Alimento para os peixes
Sedriks ficou embatucado pela pergunta, aparentemente inocente, de Varvara; pensou que, se fosse responder "por causa das ilustrações", estaria fazendo papel ridículo. Embora, de fato, ao menos inicialmente haviam sido elas que o haviam atraído para a leitura do texto que as acompanhava.
- Há alguma coisa mágica naquele livro - reconheceu finalmente. - Bergmanis realmente viu tudo aquilo que descreve ou tirou da própria cabeça?
Varvara pareceu ter apreciado a resposta.
- Quem poderá dizer? Tudo isso aconteceu muito antes da fotografia ter se tornado um passatempo para turistas, portanto só temos a palavra dele como prova.
- Prova... - murmurou Sedriks, abraçando os joelhos com os braços, o olhar absorto nas ondas do mar que se quebravam mansamente contra a areia dourada. - Se parte daquilo fosse verdade, já teriam aparecido com algo que comprovasse.
Varvara apontou para o mar cintilante com o queixo.
- Está vendo alguém na água?
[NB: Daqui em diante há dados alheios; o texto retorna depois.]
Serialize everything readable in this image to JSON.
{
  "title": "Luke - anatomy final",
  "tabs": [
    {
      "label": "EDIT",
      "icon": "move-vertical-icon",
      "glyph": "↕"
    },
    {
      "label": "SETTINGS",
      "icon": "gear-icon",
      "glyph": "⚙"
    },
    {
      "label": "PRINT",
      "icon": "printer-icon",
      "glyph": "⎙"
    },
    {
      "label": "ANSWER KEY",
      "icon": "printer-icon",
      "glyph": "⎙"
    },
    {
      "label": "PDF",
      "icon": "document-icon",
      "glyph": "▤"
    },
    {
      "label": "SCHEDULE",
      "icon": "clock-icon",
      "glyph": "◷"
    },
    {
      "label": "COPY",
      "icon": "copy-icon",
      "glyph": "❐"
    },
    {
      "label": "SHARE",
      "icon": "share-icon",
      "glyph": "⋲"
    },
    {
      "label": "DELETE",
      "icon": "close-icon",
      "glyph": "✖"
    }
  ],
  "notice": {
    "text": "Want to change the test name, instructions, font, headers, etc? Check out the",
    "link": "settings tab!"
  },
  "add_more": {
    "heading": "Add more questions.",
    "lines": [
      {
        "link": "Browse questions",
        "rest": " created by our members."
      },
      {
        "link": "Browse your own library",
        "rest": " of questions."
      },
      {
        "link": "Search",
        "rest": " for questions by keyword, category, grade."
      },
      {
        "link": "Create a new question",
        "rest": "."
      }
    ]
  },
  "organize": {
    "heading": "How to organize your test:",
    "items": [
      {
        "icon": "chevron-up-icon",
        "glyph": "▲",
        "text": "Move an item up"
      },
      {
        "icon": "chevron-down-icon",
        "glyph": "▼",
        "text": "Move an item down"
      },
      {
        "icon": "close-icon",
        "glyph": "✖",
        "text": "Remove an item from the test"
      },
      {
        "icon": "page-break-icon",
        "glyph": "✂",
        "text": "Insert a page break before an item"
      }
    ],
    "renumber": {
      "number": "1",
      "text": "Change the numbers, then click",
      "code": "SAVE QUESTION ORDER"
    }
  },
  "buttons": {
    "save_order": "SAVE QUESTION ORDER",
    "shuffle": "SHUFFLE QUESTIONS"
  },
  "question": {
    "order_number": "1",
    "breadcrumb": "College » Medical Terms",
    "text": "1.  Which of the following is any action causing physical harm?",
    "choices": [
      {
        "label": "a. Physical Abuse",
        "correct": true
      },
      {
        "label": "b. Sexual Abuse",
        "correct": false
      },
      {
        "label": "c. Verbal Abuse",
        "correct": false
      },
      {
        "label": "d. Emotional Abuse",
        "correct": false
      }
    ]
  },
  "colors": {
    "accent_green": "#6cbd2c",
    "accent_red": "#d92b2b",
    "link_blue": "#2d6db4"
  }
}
Ou no restante da praia?
Sedriks olhou para ambos os lados e não viu ninguém. Fora eles e as gaivotas, ora no alto, ora na areia, parecia não haver outras criaturas vivas na cena.
- Bergmanis se refere ao que chamou de "a solidão de Júrmala" em várias partes do livro; acho que você já está começando a entender o que ele quis dizer com isso - prosseguiu Varvara. - Tudo aqui parece meio fora da realidade, como se não estivéssemos mais no mesmo mundo onde vivem todos os seres humanos.
Apesar do sol forte, Sedriks sentiu um arrepio subir-lhe pela espinha. Era como se estivesse sendo observado através de uma lupa gigantesca por algum tipo de entidade primeva, que mal poderia conceber em sua imaginação. Percebendo o mal-estar, Varvara mudou o rumo da conversa para tranquilizá-lo.
- Não comece a pensar que não há ninguém na praia por causa de monstros que habitam as profundezas... na verdade, o problema de Zeltaini e de outras praias de Júrmala, é que a água é muito fria, mesmo no verão. Creio que, por conta disso, as pessoas daqui não são muito propensas a banhos de mar.
E apontando para um ponto, a cerca de 100 metros de distância, onde as ondas quebravam contra os recifes que protegiam a praia da arrebentação:
- Há uma corrente marítima polar que passa pela península de Landmane; isso explica porque as águas são tão frias e o mar tão violento além dos recifes. E sabe quem também gosta disso?
- Monstros das profundezas? - Sedriks tentou gracejar.
- Pescadores - replicou Varvara. - Há uma grande colônia de pescadores mais ao norte, em Zvejas Osta.
- E ninguém pesca em Júrmala? - Questionou Sedriks.
- Creio que aqui temos mais respeito pelos animais - redarguiu Varvara, e Sedriks não conseguiu avaliar se ela estava falando sério ou gracejando.
- Você falou tanto em frio, que estou começando a me sentir congelando nesse vento - admitiu.
Varvara ergueu os sobrolhos.
- Frio está para nós.
E também abraçando os joelhos com os braços:
- Agora imagine, uma criatura há muito aprisionada no gelo polar e que é arrastada até essa costa distante por uma corrente de água dentro do oceano, cheia de nutrientes e sardinhas e carapaus, e que o sol vai aquecendo e trazendo de volta à vida, lá das profundezas onde estava mergulhada...
Sedriks fechou os olhos, e por um instante, a criatura era ele e o sol o despertava para um mundo novo e estranho, onde um homem na praia o encarava com assombro.